Monday, 25 August 2014

LEYB OPESKIN

LEYB OPESKIN (January 1, 1908-July 11, 1944)
Born in Vilna, he was a graduate of the Vilna Jewish teachers seminary.  He was convicted by the Polish government for revolutionary activities.  In the Vilna ghetto he was a school leader and lecturer.  He translated songs for choirs.  He was the author of such songs as: “Trep, trep, trep” (Step, step, step), “Mir zenen in maline” (We’re in a ghetto), “Farvos?” (Why?), “Bagin” (Dawn), and “Afn toyt fun lerer gershteyn” (On the death of teacher Gerstein), among others.  In 1939 he published several pieces in a Soviet Jewish periodical and was one of the founders of the Partizanke ([female] Partisan).  According to the Lerer-zikher-bukh, di umgekumene lerer in tsisho shuln in poyln (Remembrance volume for teachers, the murdered teachers in the Tsisho schools in Poland) (New York, 1954), he assembled his songs in a volume under the title Bagin (Dawn) (place of publication, date, pages all not given).  When Vilna was liberated, the partisans found on his corpse a bloodied notebook with his songs.

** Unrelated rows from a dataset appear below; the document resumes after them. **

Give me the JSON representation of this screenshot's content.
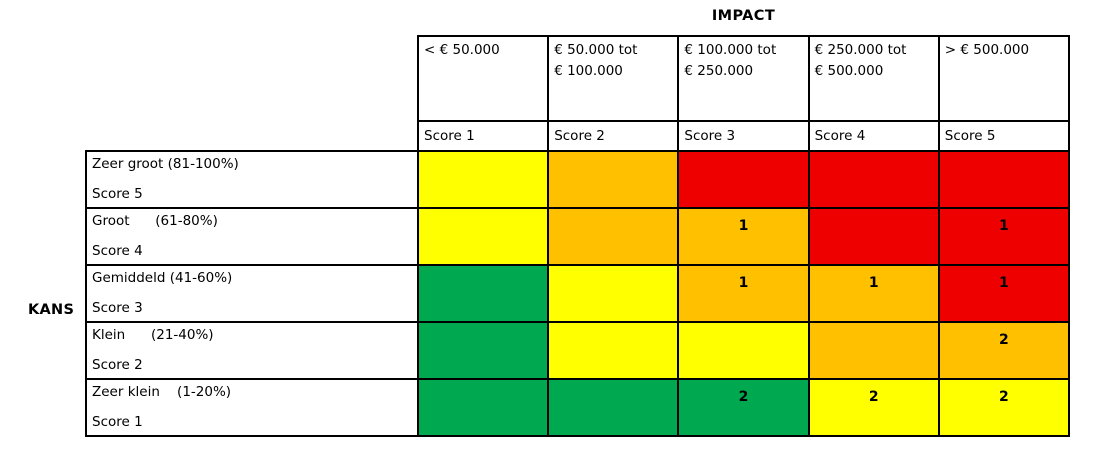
{
  "impact_axis": {
    "title": "IMPACT",
    "columns": [
      {
        "range": "< € 50.000",
        "score": "Score 1"
      },
      {
        "range": "€ 50.000 tot\n€ 100.000",
        "score": "Score 2"
      },
      {
        "range": "€ 100.000 tot\n€ 250.000",
        "score": "Score 3"
      },
      {
        "range": "€ 250.000 tot\n€ 500.000",
        "score": "Score 4"
      },
      {
        "range": "> € 500.000",
        "score": "Score 5"
      }
    ]
  },
  "kans_axis": {
    "title": "KANS",
    "rows": [
      {
        "label": "Zeer groot (81-100%)",
        "score": "Score 5"
      },
      {
        "label": "Groot      (61-80%)",
        "score": "Score 4"
      },
      {
        "label": "Gemiddeld (41-60%)",
        "score": "Score 3"
      },
      {
        "label": "Klein      (21-40%)",
        "score": "Score 2"
      },
      {
        "label": "Zeer klein    (1-20%)",
        "score": "Score 1"
      }
    ]
  },
  "matrix": {
    "colors": {
      "yellow": "#FFFF00",
      "orange": "#FFC000",
      "red": "#EE0000",
      "green": "#00A850"
    },
    "cells": [
      [
        {
          "color": "yellow",
          "value": ""
        },
        {
          "color": "orange",
          "value": ""
        },
        {
          "color": "red",
          "value": ""
        },
        {
          "color": "red",
          "value": ""
        },
        {
          "color": "red",
          "value": ""
        }
      ],
      [
        {
          "color": "yellow",
          "value": ""
        },
        {
          "color": "orange",
          "value": ""
        },
        {
          "color": "orange",
          "value": "1"
        },
        {
          "color": "red",
          "value": ""
        },
        {
          "color": "red",
          "value": "1"
        }
      ],
      [
        {
          "color": "green",
          "value": ""
        },
        {
          "color": "yellow",
          "value": ""
        },
        {
          "color": "orange",
          "value": "1"
        },
        {
          "color": "orange",
          "value": "1"
        },
        {
          "color": "red",
          "value": "1"
        }
      ],
      [
        {
          "color": "green",
          "value": ""
        },
        {
          "color": "yellow",
          "value": ""
        },
        {
          "color": "yellow",
          "value": ""
        },
        {
          "color": "orange",
          "value": ""
        },
        {
          "color": "orange",
          "value": "2"
        }
      ],
      [
        {
          "color": "green",
          "value": ""
        },
        {
          "color": "green",
          "value": ""
        },
        {
          "color": "green",
          "value": "2"
        },
        {
          "color": "yellow",
          "value": "2"
        },
        {
          "color": "yellow",
          "value": "2"
        }
      ]
    ]
  },
  "chart_data": {
    "type": "heatmap",
    "title": "",
    "xlabel": "IMPACT",
    "ylabel": "KANS",
    "x_categories": [
      "< € 50.000 (Score 1)",
      "€ 50.000 tot € 100.000 (Score 2)",
      "€ 100.000 tot € 250.000 (Score 3)",
      "€ 250.000 tot € 500.000 (Score 4)",
      "> € 500.000 (Score 5)"
    ],
    "y_categories": [
      "Zeer groot (81-100%) Score 5",
      "Groot (61-80%) Score 4",
      "Gemiddeld (41-60%) Score 3",
      "Klein (21-40%) Score 2",
      "Zeer klein (1-20%) Score 1"
    ],
    "cell_colors": [
      [
        "yellow",
        "orange",
        "red",
        "red",
        "red"
      ],
      [
        "yellow",
        "orange",
        "orange",
        "red",
        "red"
      ],
      [
        "green",
        "yellow",
        "orange",
        "orange",
        "red"
      ],
      [
        "green",
        "yellow",
        "yellow",
        "orange",
        "orange"
      ],
      [
        "green",
        "green",
        "green",
        "yellow",
        "yellow"
      ]
    ],
    "cell_values": [
      [
        null,
        null,
        null,
        null,
        null
      ],
      [
        null,
        null,
        1,
        null,
        1
      ],
      [
        null,
        null,
        1,
        1,
        1
      ],
      [
        null,
        null,
        null,
        null,
        2
      ],
      [
        null,
        null,
        2,
        2,
        2
      ]
    ],
    "color_hex": {
      "yellow": "#FFFF00",
      "orange": "#FFC000",
      "red": "#EE0000",
      "green": "#00A850"
    },
    "layout_hints": {
      "grid": "on",
      "legend": "none",
      "x_axis_position": "top",
      "y_axis_position": "left"
    }
  }
}
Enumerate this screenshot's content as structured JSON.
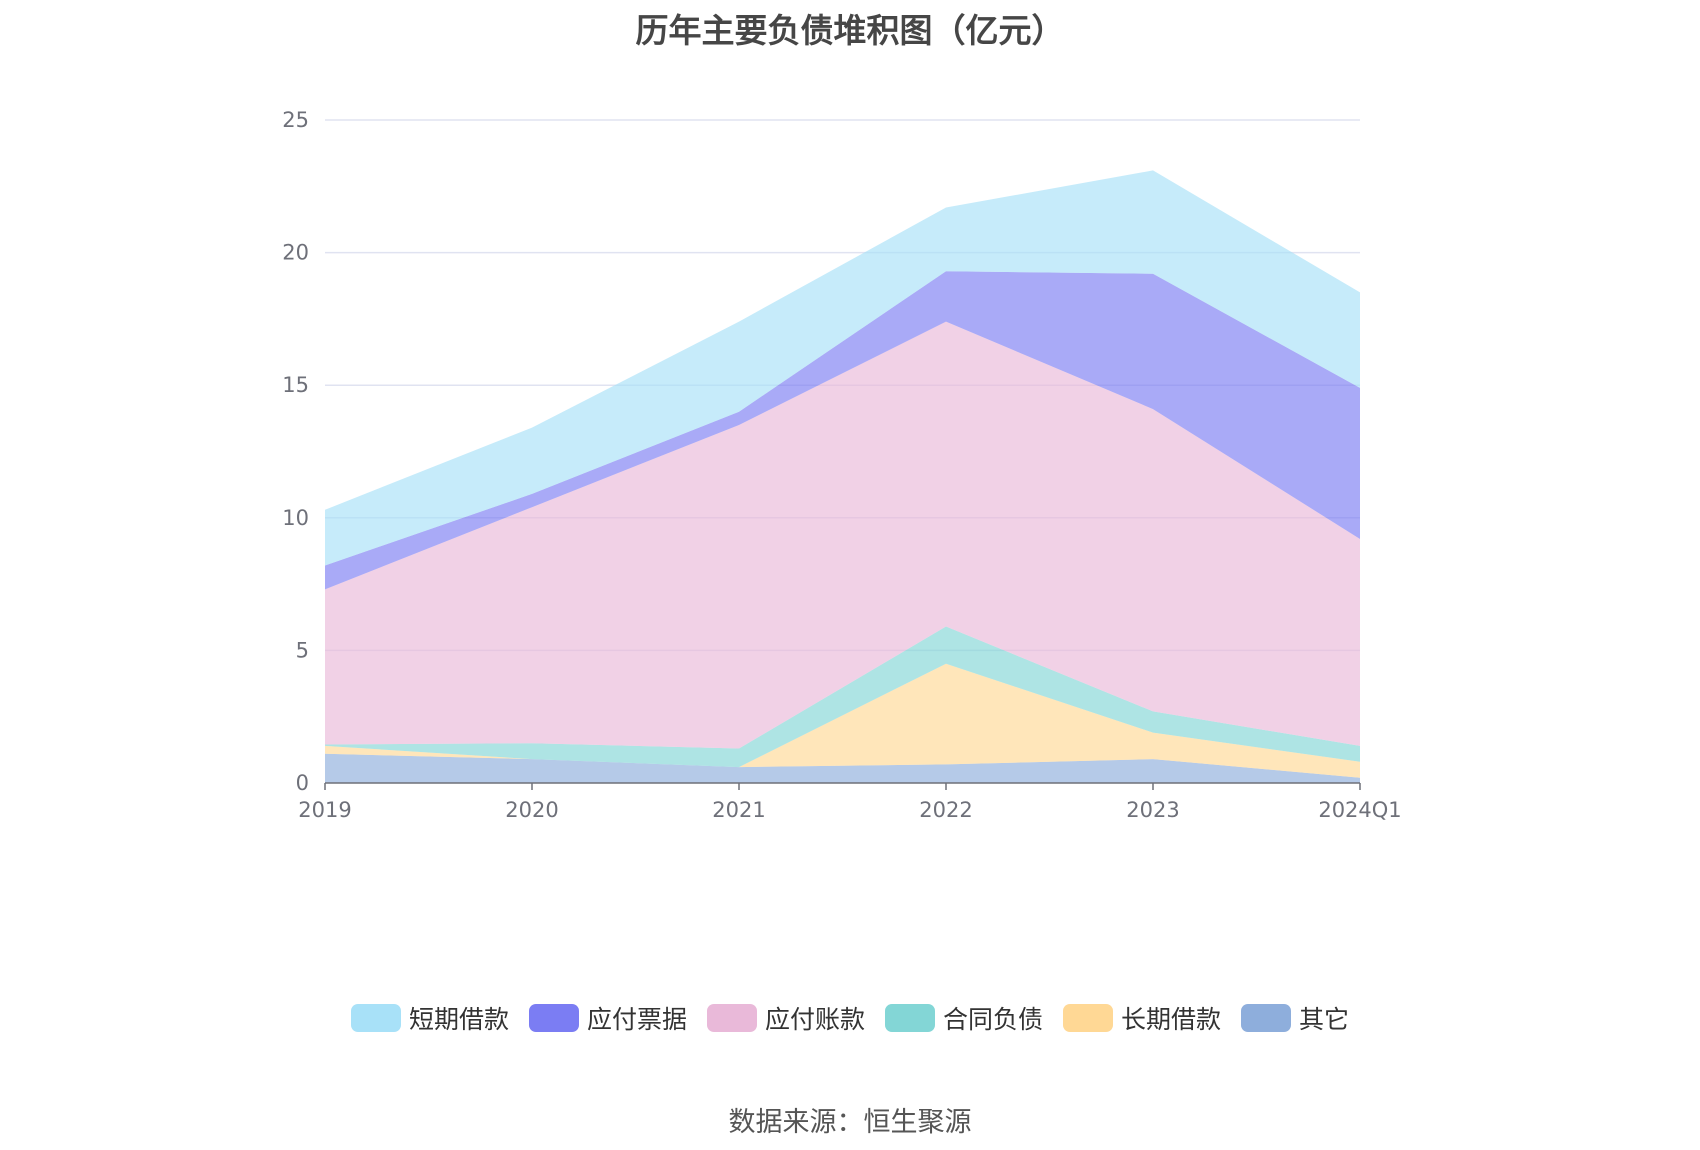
{
  "title": "历年主要负债堆积图（亿元）",
  "source": "数据来源：恒生聚源",
  "chart_data": {
    "type": "area",
    "stacked": true,
    "title": "历年主要负债堆积图（亿元）",
    "categories": [
      "2019",
      "2020",
      "2021",
      "2022",
      "2023",
      "2024Q1"
    ],
    "ylim": [
      0,
      25
    ],
    "yticks": [
      0,
      5,
      10,
      15,
      20,
      25
    ],
    "grid": true,
    "legend_position": "bottom",
    "series": [
      {
        "name": "其它",
        "color": "#8eaedc",
        "values": [
          1.1,
          0.9,
          0.6,
          0.7,
          0.9,
          0.2
        ]
      },
      {
        "name": "长期借款",
        "color": "#ffd895",
        "values": [
          0.3,
          0.0,
          0.0,
          3.8,
          1.0,
          0.6
        ]
      },
      {
        "name": "合同负债",
        "color": "#83d6d6",
        "values": [
          0.05,
          0.6,
          0.7,
          1.4,
          0.8,
          0.6
        ]
      },
      {
        "name": "应付账款",
        "color": "#e9b9d9",
        "values": [
          5.85,
          8.9,
          12.2,
          11.5,
          11.4,
          7.8
        ]
      },
      {
        "name": "应付票据",
        "color": "#7b7df3",
        "values": [
          0.9,
          0.5,
          0.5,
          1.9,
          5.1,
          5.7
        ]
      },
      {
        "name": "短期借款",
        "color": "#a8e1f8",
        "values": [
          2.1,
          2.5,
          3.4,
          2.4,
          3.9,
          3.6
        ]
      }
    ],
    "legend_order": [
      "短期借款",
      "应付票据",
      "应付账款",
      "合同负债",
      "长期借款",
      "其它"
    ]
  }
}
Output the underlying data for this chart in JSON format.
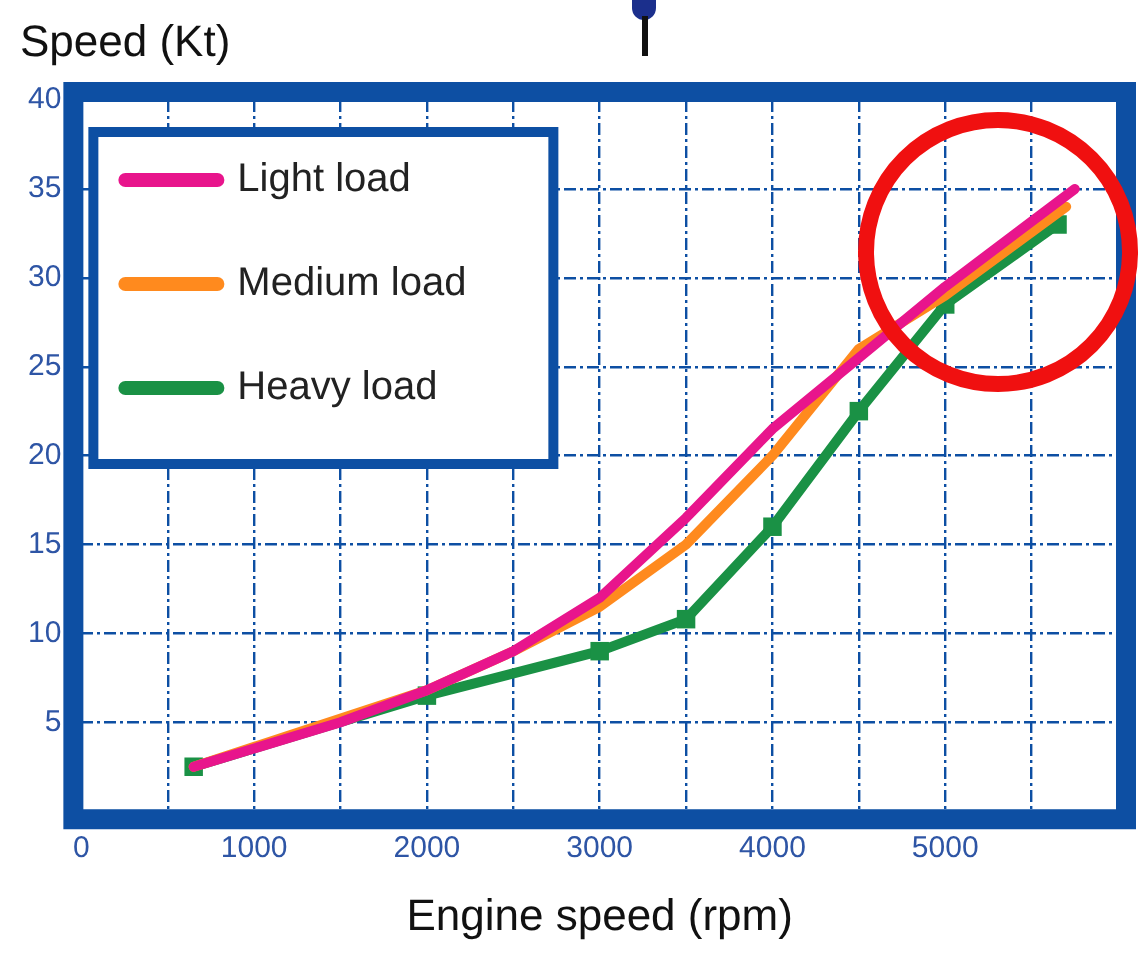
{
  "chart_data": {
    "type": "line",
    "xlabel": "Engine speed (rpm)",
    "ylabel": "Speed (Kt)",
    "xlim": [
      0,
      6000
    ],
    "ylim": [
      0,
      40
    ],
    "xticks": [
      0,
      {
        "value": 500,
        "label": null
      },
      1000,
      {
        "value": 1500,
        "label": null
      },
      2000,
      {
        "value": 2500,
        "label": null
      },
      3000,
      {
        "value": 3500,
        "label": null
      },
      4000,
      {
        "value": 4500,
        "label": null
      },
      5000,
      {
        "value": 5500,
        "label": null
      }
    ],
    "yticks": [
      5,
      10,
      15,
      20,
      25,
      30,
      35,
      40
    ],
    "grid": true,
    "legend": "top left",
    "line_style": "solid",
    "series": [
      {
        "name": "Light load",
        "color": "#e8158c",
        "x": [
          650,
          1500,
          2000,
          2500,
          3000,
          3500,
          4000,
          4500,
          5000,
          5750
        ],
        "values": [
          2.5,
          5,
          6.8,
          9,
          12,
          16.5,
          21.5,
          25.5,
          29.5,
          35
        ]
      },
      {
        "name": "Medium load",
        "color": "#ff8a1e",
        "x": [
          650,
          2000,
          2500,
          3000,
          3500,
          4000,
          4500,
          5000,
          5700
        ],
        "values": [
          2.5,
          6.8,
          9,
          11.5,
          15,
          20,
          26,
          29,
          34
        ]
      },
      {
        "name": "Heavy load",
        "color": "#1a9145",
        "marker": "square",
        "x": [
          650,
          2000,
          3000,
          3500,
          4000,
          4500,
          5000,
          5650
        ],
        "values": [
          2.5,
          6.5,
          9,
          10.8,
          16,
          22.5,
          28.5,
          33
        ]
      }
    ]
  }
}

Sources: M. Dvorzhetski (Mark Dvorzetsky), Yerusholayim delite in kamf un umkum (The Jerusalem of Lithuania in struggle and death) (Paris, 1948); A. Ayzn, Dos gaystike ponem fun geto (The spiritual face of the ghetto) (Mexico, 1950); Sh. Katsherginski (Szmerke Kaczerginski), Lider fun getos and lagern (Songs from the ghettos and camps) (New York, 1948).